School of Food and Biological Engineering, Hefei University of Technology, Hefei, P.R. China.
Teaching and Research Section of Clinical Nursing, Xiangya Hospital, Central South University, Changsha, China.
J Sci Food Agric. 2023 Jul;103(9):4401-4412. doi: 10.1002/jsfa.12513. Epub 2023 Mar 13.
Novel functional polysaccharides from fungi are important nutraceuticals. An exopolysaccharide, Morchella esculenta exopolysaccharide (MEP 2), was extracted and purified from the fermentation liquor of M. esculenta. The aim of this study was to investigate its digestion profile, antioxidant capacity, and effect on the microbiota composition in diabetic mice.

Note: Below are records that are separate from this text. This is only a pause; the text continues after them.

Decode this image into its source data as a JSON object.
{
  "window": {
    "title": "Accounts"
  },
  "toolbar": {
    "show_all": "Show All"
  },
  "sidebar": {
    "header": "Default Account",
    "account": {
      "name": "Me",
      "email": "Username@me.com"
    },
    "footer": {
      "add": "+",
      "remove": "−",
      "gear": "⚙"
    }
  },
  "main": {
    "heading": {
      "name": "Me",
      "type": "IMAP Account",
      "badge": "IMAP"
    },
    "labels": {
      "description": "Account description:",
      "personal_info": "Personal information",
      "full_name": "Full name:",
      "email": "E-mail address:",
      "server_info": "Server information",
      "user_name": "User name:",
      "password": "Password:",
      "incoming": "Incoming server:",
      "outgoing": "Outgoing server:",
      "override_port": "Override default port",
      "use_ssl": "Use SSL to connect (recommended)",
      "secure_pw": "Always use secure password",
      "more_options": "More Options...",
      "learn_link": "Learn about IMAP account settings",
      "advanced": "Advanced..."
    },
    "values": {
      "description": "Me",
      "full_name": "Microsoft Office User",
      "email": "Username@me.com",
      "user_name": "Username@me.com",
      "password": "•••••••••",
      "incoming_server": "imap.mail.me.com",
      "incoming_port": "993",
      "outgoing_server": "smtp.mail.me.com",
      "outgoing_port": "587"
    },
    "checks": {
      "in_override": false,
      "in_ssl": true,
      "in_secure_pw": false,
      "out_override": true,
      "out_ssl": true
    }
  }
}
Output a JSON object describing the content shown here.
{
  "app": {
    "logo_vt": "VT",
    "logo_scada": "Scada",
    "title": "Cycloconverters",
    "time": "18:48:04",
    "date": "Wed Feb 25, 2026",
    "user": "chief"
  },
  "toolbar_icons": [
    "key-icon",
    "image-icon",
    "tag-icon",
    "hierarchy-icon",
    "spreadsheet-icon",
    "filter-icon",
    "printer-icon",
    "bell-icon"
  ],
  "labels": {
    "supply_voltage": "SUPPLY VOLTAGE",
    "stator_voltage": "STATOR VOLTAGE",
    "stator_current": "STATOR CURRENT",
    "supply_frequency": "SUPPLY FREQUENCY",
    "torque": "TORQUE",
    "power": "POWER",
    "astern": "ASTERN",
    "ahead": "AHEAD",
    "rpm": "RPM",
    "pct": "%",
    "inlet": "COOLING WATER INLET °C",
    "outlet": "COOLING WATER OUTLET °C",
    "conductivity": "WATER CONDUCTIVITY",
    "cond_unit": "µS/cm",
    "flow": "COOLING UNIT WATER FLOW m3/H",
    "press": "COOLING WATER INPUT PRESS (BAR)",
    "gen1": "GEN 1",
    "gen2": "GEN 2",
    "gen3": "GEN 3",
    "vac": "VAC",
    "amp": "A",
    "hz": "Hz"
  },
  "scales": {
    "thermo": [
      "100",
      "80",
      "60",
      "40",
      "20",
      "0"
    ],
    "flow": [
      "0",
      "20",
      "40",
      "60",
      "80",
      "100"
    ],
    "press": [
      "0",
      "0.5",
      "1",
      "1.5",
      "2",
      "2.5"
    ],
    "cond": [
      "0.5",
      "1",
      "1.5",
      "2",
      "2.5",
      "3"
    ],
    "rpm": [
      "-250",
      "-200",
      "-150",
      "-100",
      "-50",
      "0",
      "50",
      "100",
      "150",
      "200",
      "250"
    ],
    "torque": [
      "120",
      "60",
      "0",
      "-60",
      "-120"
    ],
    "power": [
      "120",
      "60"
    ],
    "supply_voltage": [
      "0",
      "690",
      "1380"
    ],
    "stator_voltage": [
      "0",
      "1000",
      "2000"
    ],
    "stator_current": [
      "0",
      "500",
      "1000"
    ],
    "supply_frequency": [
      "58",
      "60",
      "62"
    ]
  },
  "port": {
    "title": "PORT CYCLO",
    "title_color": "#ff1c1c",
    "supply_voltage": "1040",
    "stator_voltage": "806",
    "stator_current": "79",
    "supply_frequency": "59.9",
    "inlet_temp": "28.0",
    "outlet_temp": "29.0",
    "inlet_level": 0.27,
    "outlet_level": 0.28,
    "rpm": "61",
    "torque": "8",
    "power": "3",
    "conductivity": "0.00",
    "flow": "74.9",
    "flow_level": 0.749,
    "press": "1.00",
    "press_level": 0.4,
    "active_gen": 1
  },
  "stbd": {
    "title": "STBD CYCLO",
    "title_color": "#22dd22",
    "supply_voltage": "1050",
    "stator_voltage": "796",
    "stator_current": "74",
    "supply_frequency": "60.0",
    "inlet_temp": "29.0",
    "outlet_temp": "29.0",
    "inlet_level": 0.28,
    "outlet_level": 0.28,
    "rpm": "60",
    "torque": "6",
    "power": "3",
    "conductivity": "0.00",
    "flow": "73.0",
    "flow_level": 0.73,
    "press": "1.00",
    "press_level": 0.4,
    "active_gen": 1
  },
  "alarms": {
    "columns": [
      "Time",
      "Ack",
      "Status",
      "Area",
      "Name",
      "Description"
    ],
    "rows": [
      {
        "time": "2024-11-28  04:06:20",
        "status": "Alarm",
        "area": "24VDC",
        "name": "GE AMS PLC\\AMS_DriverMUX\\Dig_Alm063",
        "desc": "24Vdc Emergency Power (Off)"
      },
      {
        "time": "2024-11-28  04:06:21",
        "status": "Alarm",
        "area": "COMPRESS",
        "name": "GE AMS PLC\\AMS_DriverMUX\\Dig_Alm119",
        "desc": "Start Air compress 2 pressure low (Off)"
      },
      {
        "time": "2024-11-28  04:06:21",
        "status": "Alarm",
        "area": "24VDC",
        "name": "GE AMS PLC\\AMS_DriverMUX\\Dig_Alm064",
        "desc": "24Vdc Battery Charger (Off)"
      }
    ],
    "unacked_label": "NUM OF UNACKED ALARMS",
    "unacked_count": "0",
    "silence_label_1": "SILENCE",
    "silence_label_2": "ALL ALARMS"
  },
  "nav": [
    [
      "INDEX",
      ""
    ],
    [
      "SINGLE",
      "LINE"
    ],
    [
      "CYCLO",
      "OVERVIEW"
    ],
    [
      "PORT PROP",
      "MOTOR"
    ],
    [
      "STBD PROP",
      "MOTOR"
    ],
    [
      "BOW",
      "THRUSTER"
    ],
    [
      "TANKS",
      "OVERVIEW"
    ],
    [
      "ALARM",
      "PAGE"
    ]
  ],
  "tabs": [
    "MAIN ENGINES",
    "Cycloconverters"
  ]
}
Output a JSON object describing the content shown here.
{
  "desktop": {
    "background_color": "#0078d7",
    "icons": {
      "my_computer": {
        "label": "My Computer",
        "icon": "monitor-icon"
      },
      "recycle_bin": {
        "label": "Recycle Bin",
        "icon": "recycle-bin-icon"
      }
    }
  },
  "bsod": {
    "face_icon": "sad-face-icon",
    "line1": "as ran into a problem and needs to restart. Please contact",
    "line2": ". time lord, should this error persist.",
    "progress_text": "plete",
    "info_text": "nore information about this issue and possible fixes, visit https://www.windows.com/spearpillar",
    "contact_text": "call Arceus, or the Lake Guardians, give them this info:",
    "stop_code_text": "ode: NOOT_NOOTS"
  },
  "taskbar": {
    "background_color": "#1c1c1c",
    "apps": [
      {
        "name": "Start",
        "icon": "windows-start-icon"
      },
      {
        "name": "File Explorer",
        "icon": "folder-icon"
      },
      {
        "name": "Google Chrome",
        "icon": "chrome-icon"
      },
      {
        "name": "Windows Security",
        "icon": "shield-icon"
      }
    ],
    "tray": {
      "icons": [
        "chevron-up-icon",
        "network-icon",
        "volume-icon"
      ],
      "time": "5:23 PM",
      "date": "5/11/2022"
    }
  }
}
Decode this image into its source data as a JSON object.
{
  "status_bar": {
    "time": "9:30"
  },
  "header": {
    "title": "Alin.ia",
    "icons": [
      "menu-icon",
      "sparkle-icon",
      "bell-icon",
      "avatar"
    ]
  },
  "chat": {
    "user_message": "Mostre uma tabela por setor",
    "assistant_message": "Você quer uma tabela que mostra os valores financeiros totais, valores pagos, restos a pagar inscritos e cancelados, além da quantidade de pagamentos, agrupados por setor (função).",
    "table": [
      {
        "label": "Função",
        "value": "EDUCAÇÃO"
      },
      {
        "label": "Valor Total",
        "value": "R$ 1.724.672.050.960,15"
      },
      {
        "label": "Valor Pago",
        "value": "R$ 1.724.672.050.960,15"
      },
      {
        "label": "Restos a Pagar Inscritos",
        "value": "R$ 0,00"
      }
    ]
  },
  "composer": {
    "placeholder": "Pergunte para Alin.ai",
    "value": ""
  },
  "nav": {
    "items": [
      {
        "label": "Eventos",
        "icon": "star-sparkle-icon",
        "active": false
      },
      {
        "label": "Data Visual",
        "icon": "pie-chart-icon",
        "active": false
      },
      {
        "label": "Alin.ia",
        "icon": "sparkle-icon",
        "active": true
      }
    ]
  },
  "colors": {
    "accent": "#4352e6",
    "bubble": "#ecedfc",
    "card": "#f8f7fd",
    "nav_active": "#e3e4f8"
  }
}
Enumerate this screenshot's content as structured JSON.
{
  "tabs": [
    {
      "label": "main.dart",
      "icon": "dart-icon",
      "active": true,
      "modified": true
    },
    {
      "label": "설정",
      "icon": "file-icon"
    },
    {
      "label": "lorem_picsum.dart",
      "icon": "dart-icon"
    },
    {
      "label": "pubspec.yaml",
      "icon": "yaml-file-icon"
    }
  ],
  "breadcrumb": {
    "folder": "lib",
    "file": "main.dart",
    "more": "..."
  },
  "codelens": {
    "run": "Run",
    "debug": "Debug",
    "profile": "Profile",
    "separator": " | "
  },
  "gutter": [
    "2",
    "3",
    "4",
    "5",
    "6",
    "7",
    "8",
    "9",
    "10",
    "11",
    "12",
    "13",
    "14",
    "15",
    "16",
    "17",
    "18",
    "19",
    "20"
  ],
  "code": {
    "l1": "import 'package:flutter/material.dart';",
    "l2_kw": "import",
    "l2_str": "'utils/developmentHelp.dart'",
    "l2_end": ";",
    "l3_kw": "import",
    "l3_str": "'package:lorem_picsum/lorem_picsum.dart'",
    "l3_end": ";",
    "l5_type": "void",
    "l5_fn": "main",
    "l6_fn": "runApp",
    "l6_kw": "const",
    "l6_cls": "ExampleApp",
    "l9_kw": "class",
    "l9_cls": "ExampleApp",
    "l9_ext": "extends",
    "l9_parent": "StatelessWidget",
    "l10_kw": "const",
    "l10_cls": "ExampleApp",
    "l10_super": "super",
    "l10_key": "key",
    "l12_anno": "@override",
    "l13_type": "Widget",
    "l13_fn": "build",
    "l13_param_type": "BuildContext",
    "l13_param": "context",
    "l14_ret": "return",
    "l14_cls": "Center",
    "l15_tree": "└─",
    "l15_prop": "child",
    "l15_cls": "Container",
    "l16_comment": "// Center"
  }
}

The study found that MEP 2 was stable during in vitro saliva digestion but was partially degraded during gastric digestion. The digest enzymes exerted a negligible effect on the chemical structure of MEP 2. Molecular weight and atomic force microscope (AFM) images suggest that both smaller chains and larger aggregations were produced. Scanning electron microscope (SEM) images reveal that the surface morphology was much altered after intestinal digestion. After digestion, the antioxidant ability increased as revealed by the 2,2-diphenyl-1-picrylhydrazyl (DPPH) and 2,2'-azino-bis (3-ethylbenzothiazoline-6-sulfonic acid) (ABTS) assays. Both MEP 2 and its digested components showed strong α-amylase and moderate α-glucosidase inhibition activity, leading us to further investigate its ability to modulate the diabetic symptoms. The MEP 2 treatment ameliorated the inflammatory cell infiltration and increased the size of pancreas inlets. Serum concentration of HbA1c was significantly reduced. Blood glucose level during the oral glucose tolerance test (OGTT) was also slightly lower. The MEP 2 increased the diversity of the gut microbiota and modulated the abundance of several important bacteria including Alcaligenaceae, Caulobacteraceae, Prevotella, Brevundimonas, Demequina, and several Lachnospiraceae species.
It was found that MEP 2 was partially degraded during in vitro digestion. Its potential antidiabetic bioactivity may be associated with its α-amylase inhibition and gut microbiome modulation ability. © 2023 Society of Chemical Industry.
真菌来源的新型功能性多糖是重要的营养保健品。从羊肚菌发酵液中提取并纯化得到一种胞外多糖,羊肚菌胞外多糖(MEP2)。本研究旨在探讨其在糖尿病小鼠体内的消化谱、抗氧化能力及对肠道微生物组成的影响。
研究发现,MEP2 在体外唾液消化过程中稳定,但在胃消化过程中部分降解。消化酶对 MEP2 的化学结构几乎没有影响。分子量和原子力显微镜(AFM)图像表明,产生了更小的链和更大的聚集物。扫描电子显微镜(SEM)图像显示,经肠道消化后,表面形态发生了很大改变。消化后,2,2-二苯基-1-苦基肼基(DPPH)和 2,2′-联氮-双(3-乙基苯并噻唑啉-6-磺酸)(ABTS)测定显示其抗氧化能力增强。MEP2 及其消化产物均表现出较强的α-淀粉酶和中等强度的α-葡萄糖苷酶抑制活性,因此我们进一步研究了其调节糖尿病症状的能力。MEP2 治疗改善了炎症细胞浸润,并增加了胰岛入口的大小。糖化血红蛋白(HbA1c)血清浓度显著降低。口服葡萄糖耐量试验(OGTT)期间的血糖水平也略有降低。MEP2 增加了肠道微生物群的多样性,并调节了包括 Alcaligenaceae、Caulobacteraceae、Prevotella、Brevundimonas、Demequina 和几个 Lachnospiraceae 物种在内的几种重要细菌的丰度。
发现 MEP2 在体外消化过程中部分降解。其潜在的抗糖尿病生物活性可能与其α-淀粉酶抑制和肠道微生物组调节能力有关。